Has the Boston condo market finally peaked?

Maybe things have changed since my time there, but, I think my class started at 600+ and maybe graduated around 300. Not sure if more seats would really be the answer given the historic baked-in attribution ("look to your left, look to your right" and all that).
Plus there's another influx of 100 or so in 9th grade. The attrition is a feature, not a bug, which gets back to my initial point - it's not enough to just let more kids in, you have to prepare them for the grind (I wonder if, along with testing, a "Latin Prep" type program at other BPS schools could work - a 1 to 2 year more intense curriculum that results in a guaranteed seat at an exam school over a specific GPA...)
Yeah, getting pretty off topic. Maybe we need a BPS thread.
Yes! Although this is pretty much just a "Latin Alumni Discuss Latin" thread at this point.
 
Maybe things have changed since my time there, but, I think my class started at 600+ and maybe graduated around 300. Not sure if more seats would really be the answer given the historic baked-in attribution ("look to your left, look to your right" and all that).

Yes, that's definitely changed (my understanding is that the dropout rate started coming under fire in the "no child left behind" era).

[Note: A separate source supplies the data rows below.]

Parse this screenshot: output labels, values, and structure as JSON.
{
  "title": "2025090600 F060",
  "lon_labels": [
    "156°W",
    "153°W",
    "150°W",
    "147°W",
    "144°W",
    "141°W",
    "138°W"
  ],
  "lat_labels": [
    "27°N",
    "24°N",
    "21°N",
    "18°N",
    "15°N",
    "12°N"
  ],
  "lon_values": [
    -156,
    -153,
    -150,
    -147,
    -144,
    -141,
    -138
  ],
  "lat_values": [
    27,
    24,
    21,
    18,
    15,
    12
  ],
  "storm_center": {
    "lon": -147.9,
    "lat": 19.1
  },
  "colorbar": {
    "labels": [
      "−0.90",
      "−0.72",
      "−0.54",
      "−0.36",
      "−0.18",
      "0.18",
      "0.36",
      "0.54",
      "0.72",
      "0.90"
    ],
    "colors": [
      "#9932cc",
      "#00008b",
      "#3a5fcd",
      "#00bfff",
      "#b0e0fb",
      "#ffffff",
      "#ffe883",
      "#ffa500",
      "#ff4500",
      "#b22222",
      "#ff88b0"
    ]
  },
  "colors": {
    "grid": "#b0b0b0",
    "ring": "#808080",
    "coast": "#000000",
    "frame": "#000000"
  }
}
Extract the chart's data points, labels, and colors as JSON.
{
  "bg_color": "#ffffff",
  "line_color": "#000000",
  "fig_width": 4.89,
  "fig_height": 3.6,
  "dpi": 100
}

Here's the current data for student enrollment:

Enrollment Data (2019-20) - Boston Latin School (00350560) (mass.edu)
^Hopefully that's real and up-to-date. If it is, then the class size per grade is pretty consistent over all 6 years.

And besides, even if the school bled off 50% of each new entering class, you'd still wind up with more graduating if you start with more 7th graders. Unless you'd argue that 700+ or 800+ would still have turned into 300 by grade 12. Possible, but I personally think it's unlikely.